Disbarring the Torture Lawyers Part II: Yes, it just might happen!
By Harvey Silverglate
It’s unlikely that the pooh-bahs at the Bush Administration’s Department of Justice (DOJ) read any civil liberties column or blog, let alone The Free For All. But I can’t help but think that somehow this blog launched an idea when I suggested on February 8 that the DOJ sic its legal ethics watch-dogs from the Office of Professional Responsibility (OPR) on the DOJ lawyers who drafted the infamous “torture memos.” (Dan Kennedy certainly saw the connection!) My argument is that the blame for whatever illegal conduct was authorized by those bogus memos should be placed on those who deserve it: the lawyers who gave the bad legal advice, rather than the CIA agents and others who depended and acted on the basis of that advice.
And so I read with some satisfaction Dan Eggen’s Washington Post report indicating that the DOJ’s OPR had begun such an investigation. The first subject of the OPR’s scrutiny is Jay Bybee, the former head of the Office of Legal Counsel at the DOJ (and now a sitting federal judge for the Ninth Circuit Court of Appeals) who signed the infamous August 2002 memo (PDF). The key bit of chicanery deployed in that memo was the legal conclusion – breathtaking as a sheer matter of legal scholarship – that “physical pain amounting to torture must be equivalent in intensity to the pain accompanying serious physical injury, such as organ failure, impairment of bodily function, or even death.”
The other subject of the OPR’s investigation is John Yoo, who is said to have actually drafted that piece of legal nonsense while serving as Bybee’s then-deputy, and is now sitting in a tenured position at the University of California-Berkeley Law School (having switched from being paid with our federal tax money to living off of the taxpayers of California). As a result of the legal advice given by these charlatans, human beings were subjected to waterboarding in 2002 and 2003, while others were subjected to stress positions and psychological torture techniques. Over at Balkinization, Marty Lederman published a series of critiques (see, e.g., here) of the 2004 memo that superseded and repudiated the Bybee memo – but which left the door open for torture to be used.

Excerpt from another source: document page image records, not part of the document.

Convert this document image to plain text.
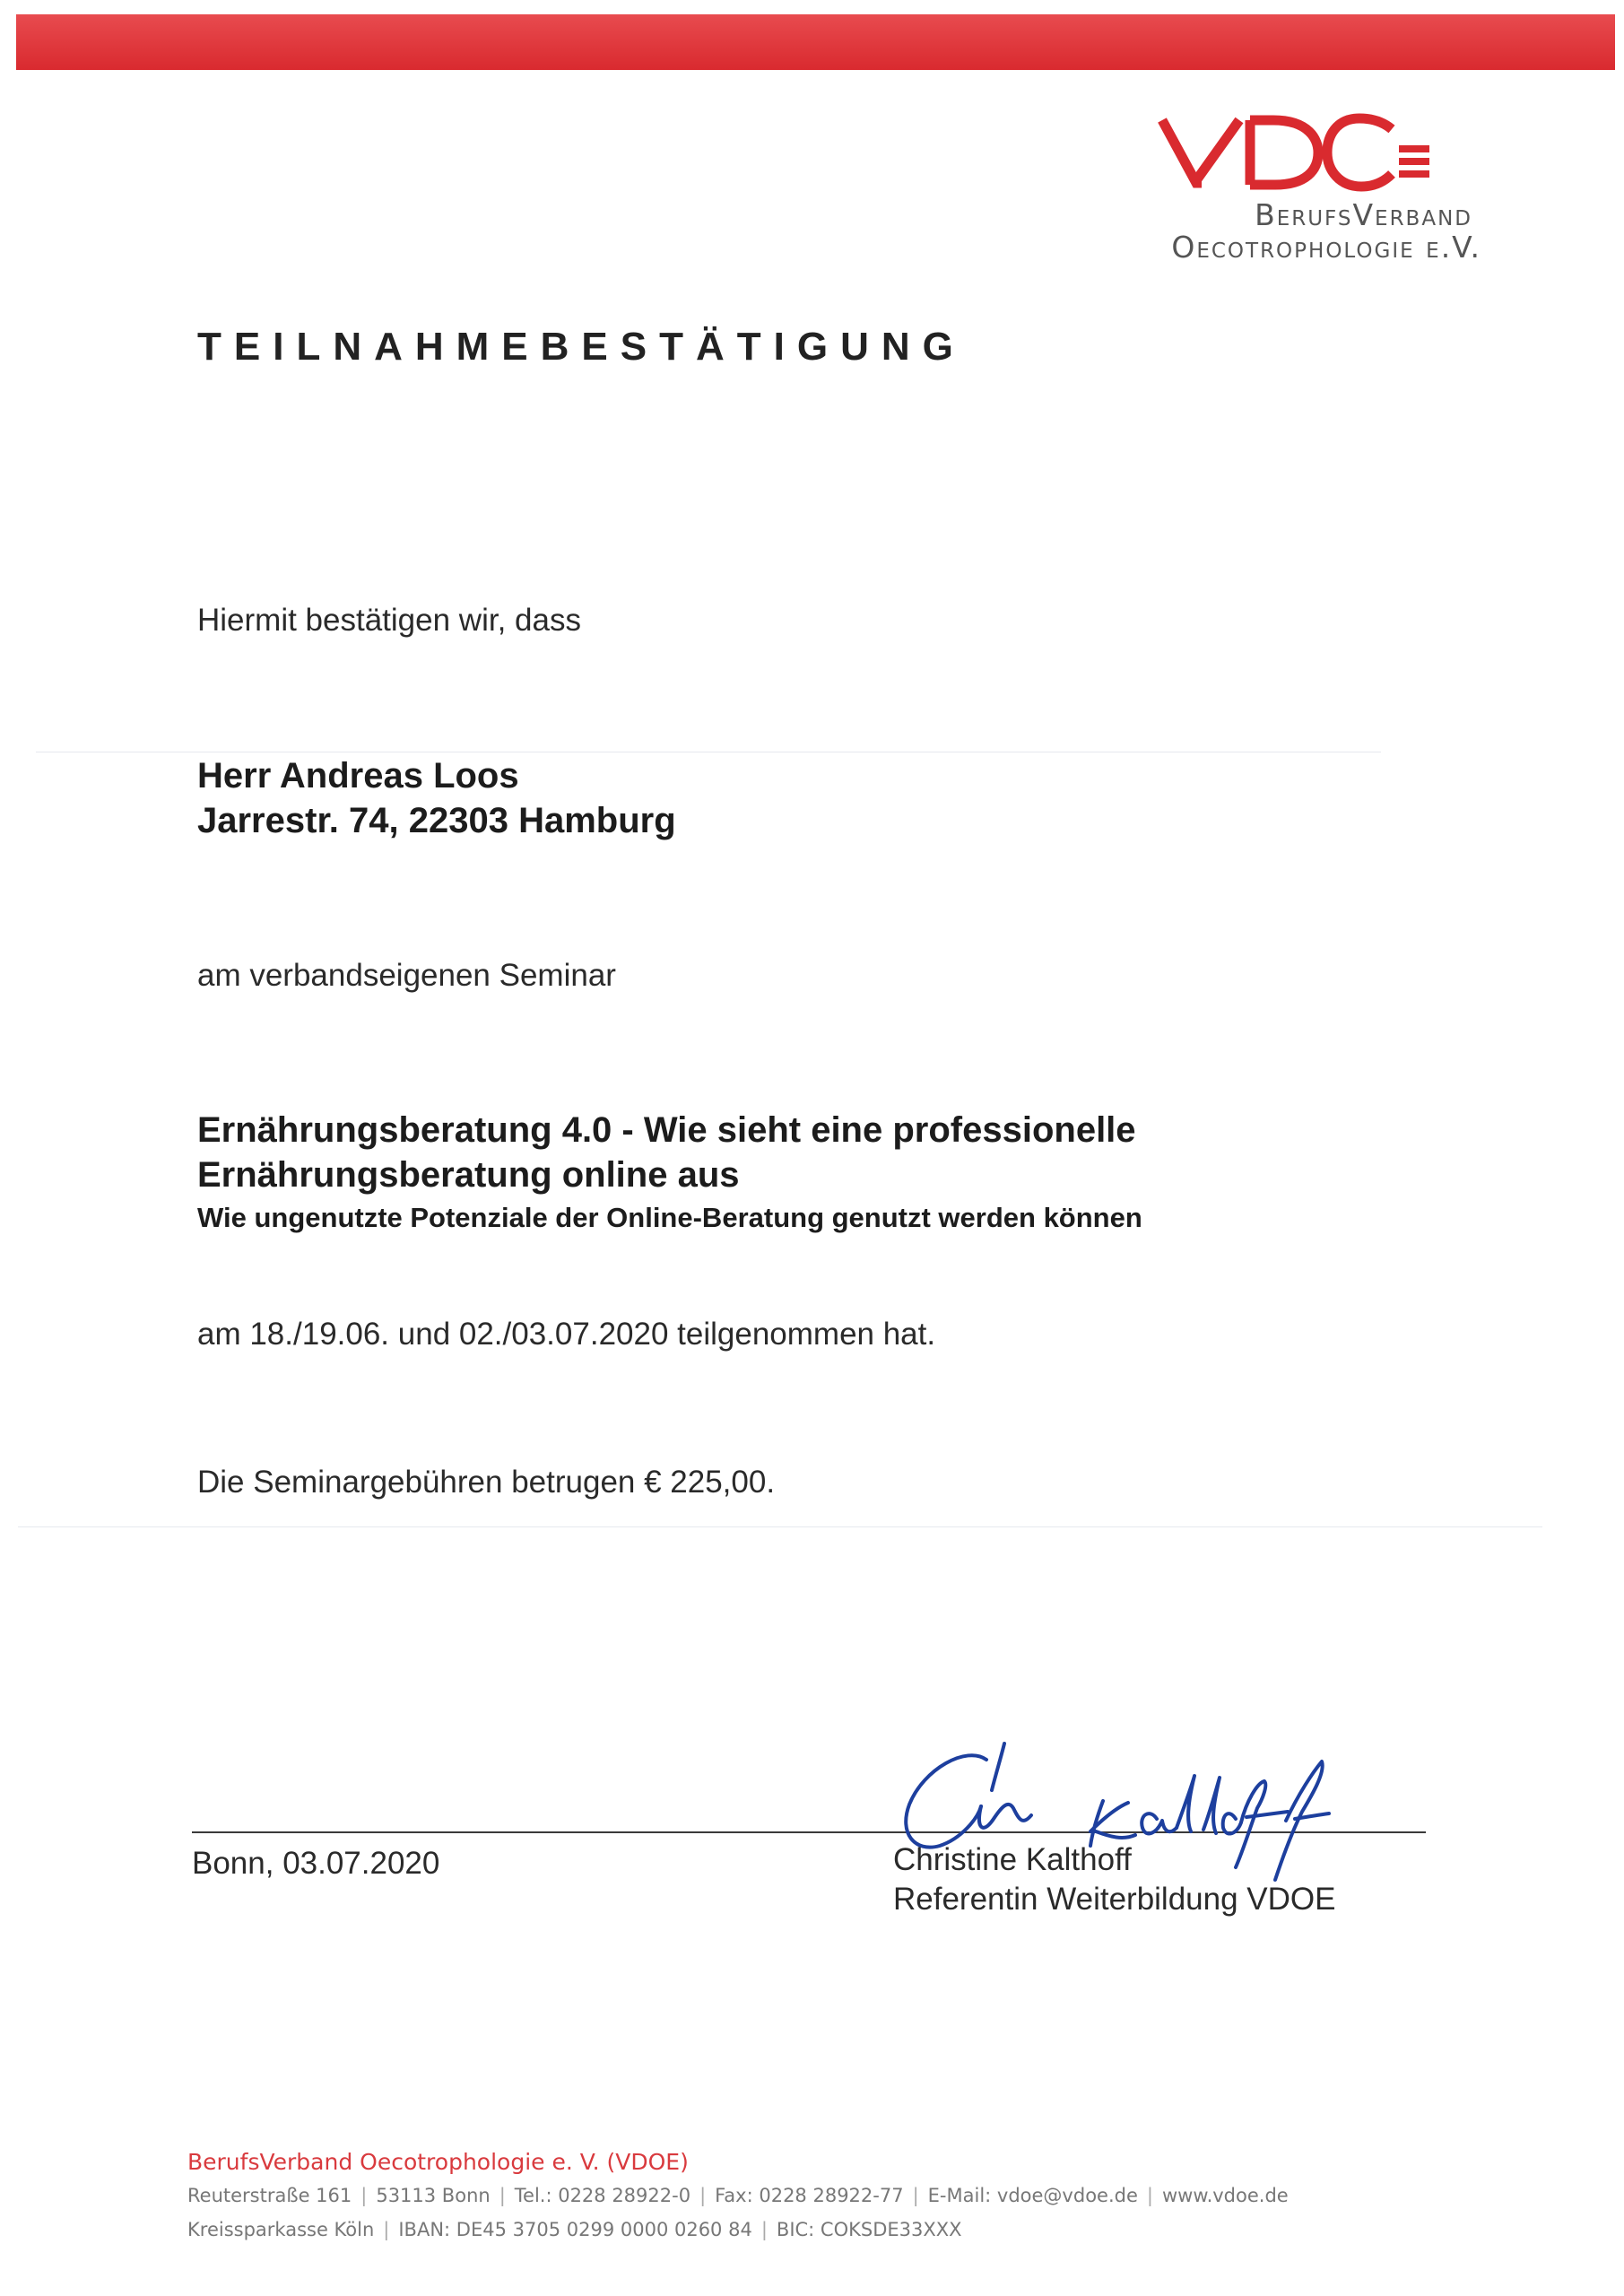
BerufsVerband
Oecotrophologie e.V.
TEILNAHMEBESTÄTIGUNG
Hiermit bestätigen wir, dass
Herr Andreas Loos
Jarrestr. 74, 22303 Hamburg
am verbandseigenen Seminar
Ernährungsberatung 4.0 - Wie sieht eine professionelle
Ernährungsberatung online aus
Wie ungenutzte Potenziale der Online-Beratung genutzt werden können
am 18./19.06. und 02./03.07.2020 teilgenommen hat.
Die Seminargebühren betrugen € 225,00.
Bonn, 03.07.2020	Christine Kalthoff
Referentin Weiterbildung VDOE
BerufsVerband Oecotrophologie e. V. (VDOE)
Reuterstraße 161 | 53113 Bonn | Tel.: 0228 28922-0 | Fax: 0228 28922-77 | E-Mail: vdoe@vdoe.de | www.vdoe.de
Kreissparkasse Köln | IBAN: DE45 3705 0299 0000 0260 84 | BIC: COKSDE33XXX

We will do our best to follow the OPR’s investigation, hard as it will be, since OPR investigations are notoriously secret, although in this instance the OPR has indicated that an unclassified version of its final report will be made public when it is delivered to Congress. Though the punishment visited upon a DOJ lawyer sometimes becomes public, neither Bybee nor Yoo is still a DOJ employee, so no formal intra-department discipline can be recommended by the OPR. Instead, the DOJ can refer the matter to state bar associations or other agencies in charge of disciplining lawyers for unethical conduct. If this investigation results at some point in discipline – whether a mild admonition or censure, or a more radical penalty like suspension from practice or disbarment – it is possible that the life tenure enjoyed by these two lawyers could be disturbed.
Federal judges, for one, “shall hold their Offices during good Behaviour,” according to Article III, Section 1 of the Constitution. This means that if they behave badly (a standard notoriously difficult to define but left up to the Congress), they are subject to impeachment. And every university or law school has its own standards for revoking tenure. Of course, bouncing a judge or a tenured professor presents serious questions of judicial independence for the former, and academic freedom for the latter. But, as I wrote in my last post, there’s a difference between publishing revisionist law review articles as a law professor – as Yoo has done under the protection of academic freedom, both before and after his stint at DOJ – and ignoring federal statutes and treaties while advising the Executive Branch on its legal duties. This distinction would likely be key in any effort to discipline or dismiss Professor Yoo, or unseat Judge Bybee.
The point is that there are myriad questions to be answered, both substantive (did Bybee or Yoo commit unprofessional or unethical acts? did they write their nonsense in bad faith?) and procedural (who decides, how, and what results from such findings?). This is a long but vitally important road to travel, since there should be consequences when a government lawyer has put his imprimatur on advice that the lawyer knew, or should have known, was contrary to federal as well as international law to which the United States has accorded treaty and legislative recognition. Traveling that difficult road would be well worth the effort in order to re-assert that this is a nation of laws.
As it is said, the wheels of justice grind slowly, but infinitely fine.